Наконец люди разошлись и мы вернулись в дом. В гостиной Кеччо помимо Маттео и меня присутствовали Бартоломео Моратини с двумя сыновьями, Фабио Олива и Чезаре Нокки, оба родственники Кеччо по материнской линии. Мы не находили себе места и, переполненные волнением, обсуждали только что произошедшие события. Один Бартоломео сохранял сдержанность и спокойствие. Маттео, пребывавший в превосходном настроении, повернулся к нему.

— Почему вы такой молчаливый, мессир Бартоломео? — спросил он. — Вы похожи на скелет на банкете.

— Вопрос очень серьезный, — ответил тот.

— Почему?

— Почему? Святой Боже, ты считаешь, что ничего не произошло?

Мы оборвали разговор и окружили его, словно внезапно прозрели.

— Мы сожгли корабли, — продолжил он, — и должны атаковать… должны!

— О чем ты? — спросил Кеччо.

— Ты думаешь, Джироламо сделает вид, будто ничего не произошло? Ты, должно быть, сошел с ума, Кеччо!

— Скорее да, чем нет, — последовал ответ. — Успех ударил мне в голову. Продолжай.

— Джироламо осталось только одно. Ты публично выступил против него и шел по улицам, как триумфатор, под приветственные крики людей. Они восторженно встретили твое появление на балконе. Джироламо видит в тебе врага, и тебе известно, обезопасить себя от врага можно лишь единственным способом.

— И это?.. — начал Кеччо.

— Смерть! — закончил за него Бартоломео. Мы на мгновение онемели, так что Бартоломео продолжил: — Он не может позволить тебе остаться в живых. Он угрожал тебе раньше, а теперь должен реализовать свои угрозы. Берегись!

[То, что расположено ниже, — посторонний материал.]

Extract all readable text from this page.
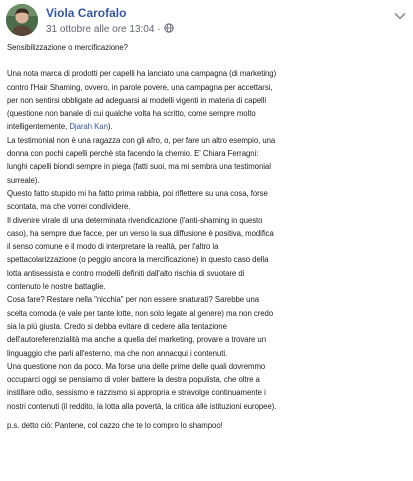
Viola Carofalo
31 ottobre alle ore 13:04 ·
Sensibilizzazione o mercificazione?
Una nota marca di prodotti per capelli ha lanciato una campagna (di marketing)
contro l'Hair Shaming, ovvero, in parole povere, una campagna per accettarsi,
per non sentirsi obbligate ad adeguarsi ai modelli vigenti in materia di capelli
(questione non banale di cui qualche volta ha scritto, come sempre molto
intelligentemente, Djarah Kan).
La testimonial non è una ragazza con gli afro, o, per fare un altro esempio, una
donna con pochi capelli perchè sta facendo la chemio. E' Chiara Ferragni:
lunghi capelli biondi sempre in piega (fatti suoi, ma mi sembra una testimonial
surreale).
Questo fatto stupido mi ha fatto prima rabbia, poi riflettere su una cosa, forse
scontata, ma che vorrei condividere.
Il divenire virale di una determinata rivendicazione (l'anti-shaming in questo
caso), ha sempre due facce, per un verso la sua diffusione è positiva, modifica
il senso comune e il modo di interpretare la realtà, per l'altro la
spettacolarizzazione (o peggio ancora la mercificazione) in questo caso della
lotta antisessista e contro modelli definiti dall'alto rischia di svuotare di
contenuto le nostre battaglie.
Cosa fare? Restare nella "nicchia" per non essere snaturati? Sarebbe una
scelta comoda (e vale per tante lotte, non solo legate al genere) ma non credo
sia la più giusta. Credo si debba evitare di cedere alla tentazione
dell'autoreferenzialità ma anche a quella del marketing, provare a trovare un
linguaggio che parli all'esterno, ma che non annacqui i contenuti.
Una questione non da poco. Ma forse una delle prime delle quali dovremmo
occuparci oggi se pensiamo di voler battere la destra populista, che oltre a
instillare odio, sessismo e razzismo si appropria e stravolge continuamente i
nostri contenuti (il reddito, la lotta alla povertà, la critica alle istituzioni europee).
p.s. detto ciò: Pantene, col cazzo che te lo compro lo shampoo!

— Я знаю, — кивнул Кеччо. — Меч занесен над моей головой. Но он не решится арестовать меня.

— Может, подошлет наемного убийцу. Ты должен выходить из дома только с охраной.

— Я так и делаю и еще ношу кольчугу. Страх перед наемным убийцей преследует меня уже несколько недель. Господи, это ужасно! Я готов встретиться в открытом поединке с любым противником. Храбрости у меня ничуть не меньше, чем у любого другого. Но жить в ожидании удара из-за угла! Клянусь, от этого ожидания нетрудно превратиться в труса! Я не могу обогнуть угол, не подумав, что за ним меня поджидает смерть. Ночью я не могу пройти темным коридором, не опасаясь, что впереди затаился убийца. Я вздрагиваю при каждом звуке, будь то захлопнувшаяся дверь или скрип половицы. По ночам я просыпаюсь с криком, весь в поту. Я этого не вынесу. Что мне делать?

Маттео и я переглянулись: нам в голову пришел один и тот же ответ. Заговорил Бартоломео:

— Опередить его!

Мы оба вздрогнули, потому что подумали о том же.

— И ты туда же! — вскричал Кеччо. — Эта мысль преследует меня ночью и днем! Опередить его! Убить его! Я не решаюсь даже подумать об этом. Я не могу его убить.

— Ты должен, — гнул свое Бартоломео.

— Надеюсь, нас никто не слышит, — вставил Олива.

— Дверь плотно закрыта.

— Ты должен, — повторил Бартоломео. — Другого пути у тебя не осталось. Более того, ты должен поторопиться — тянуть с этим нельзя. На кон поставлена жизнь всей семьи. Его не устроит только твоя смерть. После тебя он достаточно легко найдет повод избавиться от нас.